Create a KWIC display of the words you found in your searches by displaying the three words before and three words after the word you were searching for. See if you can figure out how to keep the word you are searching for (the "key word") centered in the output. For example, here is an example of the KWIC output when searching for dog
in "Stories to Tell Children":
$ python3 find.py Choose the text to search from the following choices: a. "Emma" by Jane Austen b. "Moby Dick" by Herman Melville c. "Stories to Tell Children" by Sarah Cone Bryant d. "Leaves of Grass" by Walt Whitman Your selection: c Searching bryant-stories.txt Enter a word to find: dog new puppy - dog to take home the puppy - dog was dead . A puppy - dog , Mammy ," a puppy - dog ! The way a puppy - dog is to take the puppy - dog ' s neck the puppy - dog on the ground palace his pet dog ran to meet But the little dog was so used kick my own dog , if I pretty little white dog . The keeper the beautiful little dog to the court keep the little dog from growing , Am I a dog , that thou Found 14 times. There are 55563 words in the text.
Be careful about words that occur near the start or end of the novel since they may not have 3 words before or after them. For example, Fancy
is the last word of "Leaves of Grass", so the final line of the concordance can not contain 3 words after Fancy
:
$ python3 find.py Choose the text to search from the following choices: a. "Emma" by Jane Austen b. "Moby Dick" by Herman Melville c. "Stories to Tell Children" by Sarah Cone Bryant d. "Leaves of Grass" by Walt Whitman Your selection: d Searching whitman-leaves.txt Enter a word to find: Fancy - Bye My Fancy Good - bye - Bye My Fancy ! Good - - bye my Fancy ! Farewell dear - bye my Fancy . Now for - bye my Fancy . Yet let hail ! my Fancy . Found 6 times. There are 154883 words in the text.
3. Answer the Questionnaire
Each lab will have a short questionnaire at the end. Please edit
the Questions-03.txt
file in your cs21/labs/03
directory
and answer the questions in that file.
Once you’re done with that, you should run handin21
again.
Submitting lab assignments
Remember to run handin21
to turn in your lab files! You may run handin21
as many times as you want.
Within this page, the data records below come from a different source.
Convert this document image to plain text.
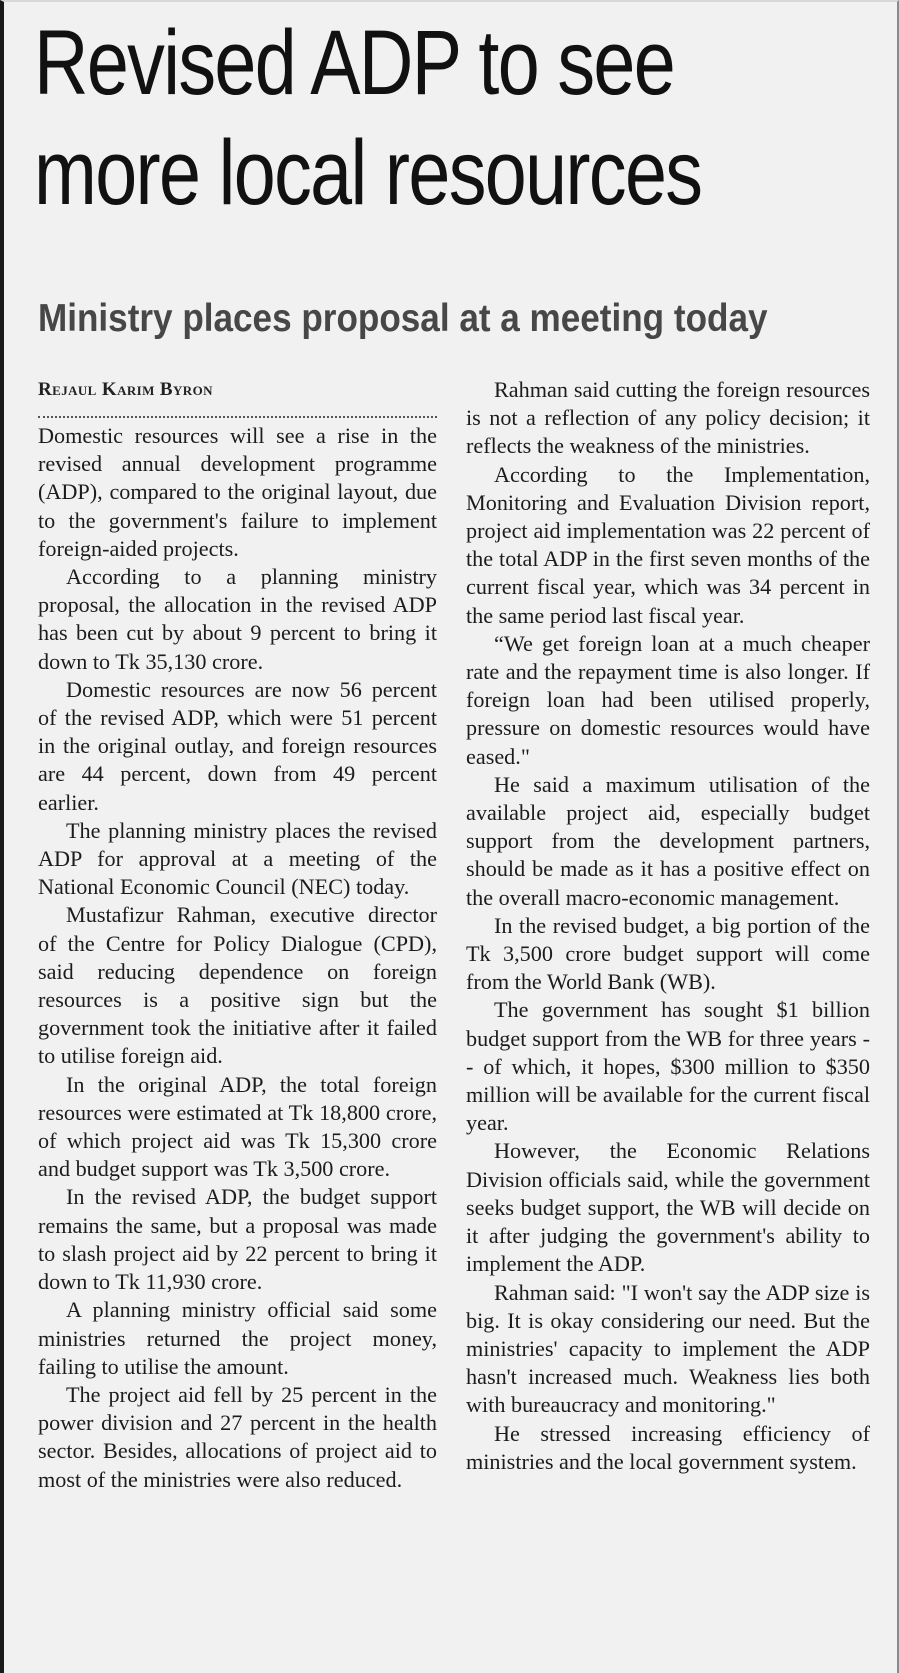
Revised ADP to see
more local resources
Ministry places proposal at a meeting today
Rejaul Karim Byron

Domestic resources will see a rise in the revised annual development programme (ADP), compared to the original layout, due to the government's failure to implement foreign-aided projects.

According to a planning ministry proposal, the allocation in the revised ADP has been cut by about 9 percent to bring it down to Tk 35,130 crore.

Domestic resources are now 56 percent of the revised ADP, which were 51 percent in the original outlay, and foreign resources are 44 percent, down from 49 percent earlier.

The planning ministry places the revised ADP for approval at a meeting of the National Economic Council (NEC) today.

Mustafizur Rahman, executive director of the Centre for Policy Dialogue (CPD), said reducing dependence on foreign resources is a positive sign but the government took the initiative after it failed to utilise foreign aid.

In the original ADP, the total foreign resources were estimated at Tk 18,800 crore, of which project aid was Tk 15,300 crore and budget support was Tk 3,500 crore.

In the revised ADP, the budget support remains the same, but a proposal was made to slash project aid by 22 percent to bring it down to Tk 11,930 crore.

A planning ministry official said some ministries returned the project money, failing to utilise the amount.

The project aid fell by 25 percent in the power division and 27 percent in the health sector. Besides, allocations of project aid to most of the ministries were also reduced.

Rahman said cutting the foreign resources is not a reflection of any policy decision; it reflects the weakness of the ministries.

According to the Implementation, Monitoring and Evaluation Division report, project aid implementation was 22 percent of the total ADP in the first seven months of the current fiscal year, which was 34 percent in the same period last fiscal year.

“We get foreign loan at a much cheaper rate and the repayment time is also longer. If foreign loan had been utilised properly, pressure on domestic resources would have eased."

He said a maximum utilisation of the available project aid, especially budget support from the development partners, should be made as it has a positive effect on the overall macro-economic management.

In the revised budget, a big portion of the Tk 3,500 crore budget support will come from the World Bank (WB).

The government has sought $1 billion budget support from the WB for three years -- of which, it hopes, $300 million to $350 million will be available for the current fiscal year.

However, the Economic Relations Division officials said, while the government seeks budget support, the WB will decide on it after judging the government's ability to implement the ADP.

Rahman said: "I won't say the ADP size is big. It is okay considering our need. But the ministries' capacity to implement the ADP hasn't increased much. Weakness lies both with bureaucracy and monitoring."

He stressed increasing efficiency of ministries and the local government system.
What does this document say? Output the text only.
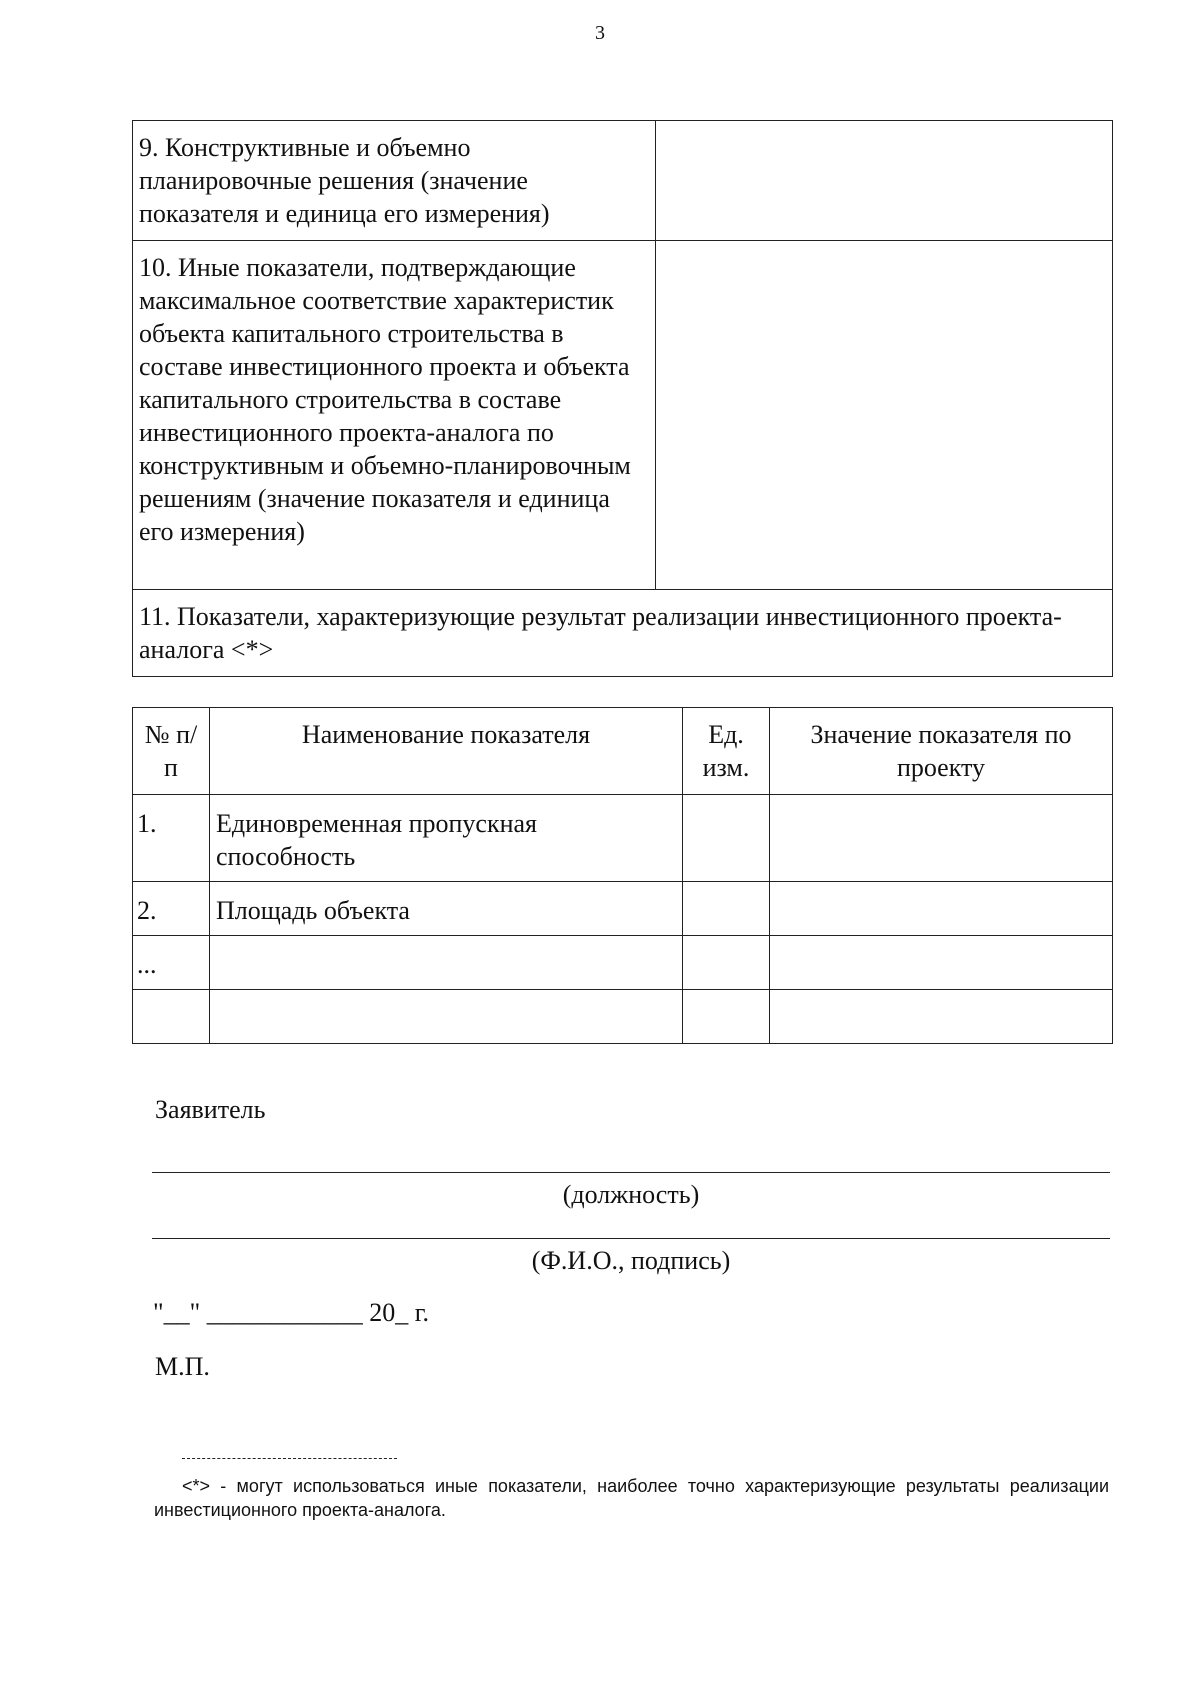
3
9. Конструктивные и объемно планировочные решения (значение показателя и единица его измерения)	
10. Иные показатели, подтверждающие максимальное соответствие характеристик объекта капитального строительства в составе инвестиционного проекта и объекта капитального строительства в составе инвестиционного проекта-аналога по конструктивным и объемно-планировочным решениям (значение показателя и единица его измерения)	
11. Показатели, характеризующие результат реализации инвестиционного проекта-аналога <*>	
№ п/п	Наименование показателя	Ед. изм.	Значение показателя по проекту
1.	Единовременная пропускная способность		
2.	Площадь объекта		
...			

Заявитель
(должность)
(Ф.И.О., подпись)
"__" ____________ 20_ г.
М.П.
<*> - могут использоваться иные показатели, наиболее точно характеризующие результаты реализации инвестиционного проекта-аналога.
Each time it will turn in any new work. We
recommend running handin21
after you complete each program or after you
complete significant work on any one program.
Logging out
When you’re done working in the lab, you should log out of the computer you’re using.
First quit any applications you are running, like the browser and the terminal. Then click on the logout icon ( or ) and choose "log out".
If you plan to leave the lab for just a few minutes, you do not need to log out. It is, however, a good idea to lock your machine while you are gone. You can lock your screen by clicking on the lock icon. PLEASE do not leave a session locked for a long period of time. Power may go out, someone might reboot the machine, etc. You don’t want to lose any work!